Trusting the Bible is like sitting in that chair. What I didn’t realize until I sat, was that this wasn’t just some stationary chair in a heavenly lounge. I found the chair to be that of a co-pilot, in the cockpit of some marvelous engine that has taken me places I never would have imagined. I don’t mean exotic earthly places, though I’ve been to those as well. The Bible, my faith, my Lord, the friends and family He’s given me, the meaningful whole that is my life– have taken me to emotionally beautiful places.

The kingdom of heaven is like a treasure hidden in the field, which a man found and hid again; and from joy over it he goes and sells all that he has and buys that field. – Matthew 13:44

Usually I rate books numerically according to readability and merit. Because I consider the Bible to be outside the realm of ordinary books, I would not dare assign it a number. None is high enough.

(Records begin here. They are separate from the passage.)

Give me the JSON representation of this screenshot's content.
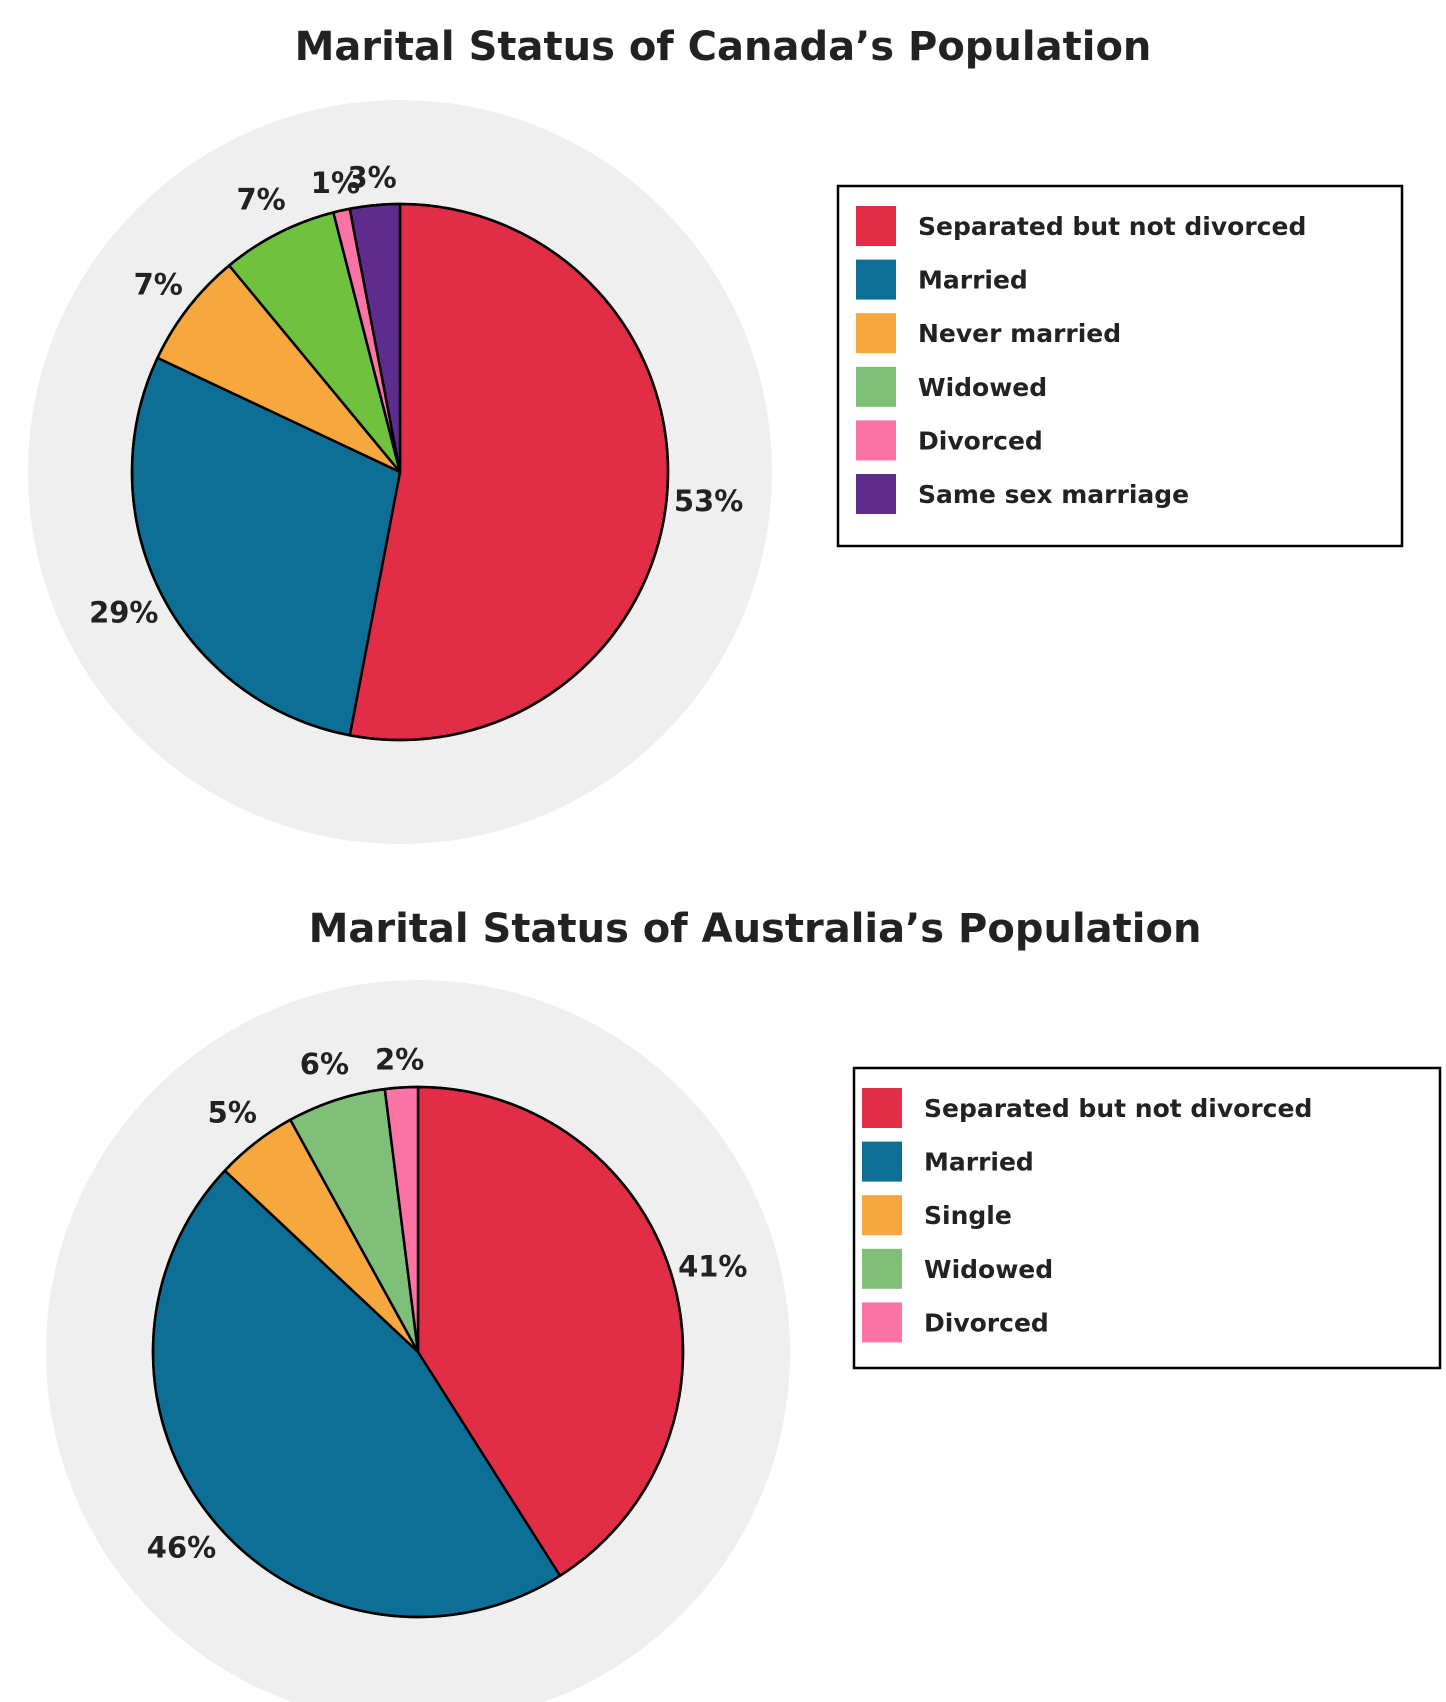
{
  "chart_data": [
    {
      "type": "pie",
      "title": "Marital Status of Canada’s Population",
      "colors": {
        "disc_background": "#efefef"
      },
      "legend_position": "right",
      "slices": [
        {
          "label": "Separated but not divorced",
          "value": 53,
          "value_label": "53%",
          "color": "#e22d47"
        },
        {
          "label": "Married",
          "value": 29,
          "value_label": "29%",
          "color": "#0d6f96"
        },
        {
          "label": "Never married",
          "value": 7,
          "value_label": "7%",
          "color": "#f6a73d"
        },
        {
          "label": "Widowed",
          "value": 7,
          "value_label": "7%",
          "color": "#6fc13e"
        },
        {
          "label": "Divorced",
          "value": 1,
          "value_label": "1%",
          "color": "#fb74a5"
        },
        {
          "label": "Same sex marriage",
          "value": 3,
          "value_label": "3%",
          "color": "#5e2c8c"
        }
      ],
      "legend": [
        {
          "label": "Separated but not divorced",
          "color": "#e22d47"
        },
        {
          "label": "Married",
          "color": "#0d6f96"
        },
        {
          "label": "Never married",
          "color": "#f6a73d"
        },
        {
          "label": "Widowed",
          "color": "#80bf78"
        },
        {
          "label": "Divorced",
          "color": "#fb74a5"
        },
        {
          "label": "Same sex marriage",
          "color": "#5e2c8c"
        }
      ]
    },
    {
      "type": "pie",
      "title": "Marital Status of Australia’s Population",
      "colors": {
        "disc_background": "#efefef"
      },
      "legend_position": "right",
      "slices": [
        {
          "label": "Separated but not divorced",
          "value": 41,
          "value_label": "41%",
          "color": "#e22d47"
        },
        {
          "label": "Married",
          "value": 46,
          "value_label": "46%",
          "color": "#0d6f96"
        },
        {
          "label": "Single",
          "value": 5,
          "value_label": "5%",
          "color": "#f6a73d"
        },
        {
          "label": "Widowed",
          "value": 6,
          "value_label": "6%",
          "color": "#80bf78"
        },
        {
          "label": "Divorced",
          "value": 2,
          "value_label": "2%",
          "color": "#fb74a5"
        }
      ],
      "legend": [
        {
          "label": "Separated but not divorced",
          "color": "#e22d47"
        },
        {
          "label": "Married",
          "color": "#0d6f96"
        },
        {
          "label": "Single",
          "color": "#f6a73d"
        },
        {
          "label": "Widowed",
          "color": "#80bf78"
        },
        {
          "label": "Divorced",
          "color": "#fb74a5"
        }
      ]
    }
  ]
}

But read it, I challenge you… and the peace of God that transcends all understanding will guard your hearts and your minds in Christ Jesus. – Philippians 4:7

*The can-I-trust-this-Bible? conversation happened with a lovely woman who shared her faith with me, Debbie Spink. I remember being stunned she didn’t try harder to convince me the Bible was true or cajole me or debate with me. Her dismissal made me realize I wanted peace more than I wanted to win a debate. After I stewed for several months and gulped down the New Testament several times over, I met with her husband, Pastor Ken Spink. He fielded my gazillion questions and/or objections to the Christian faith.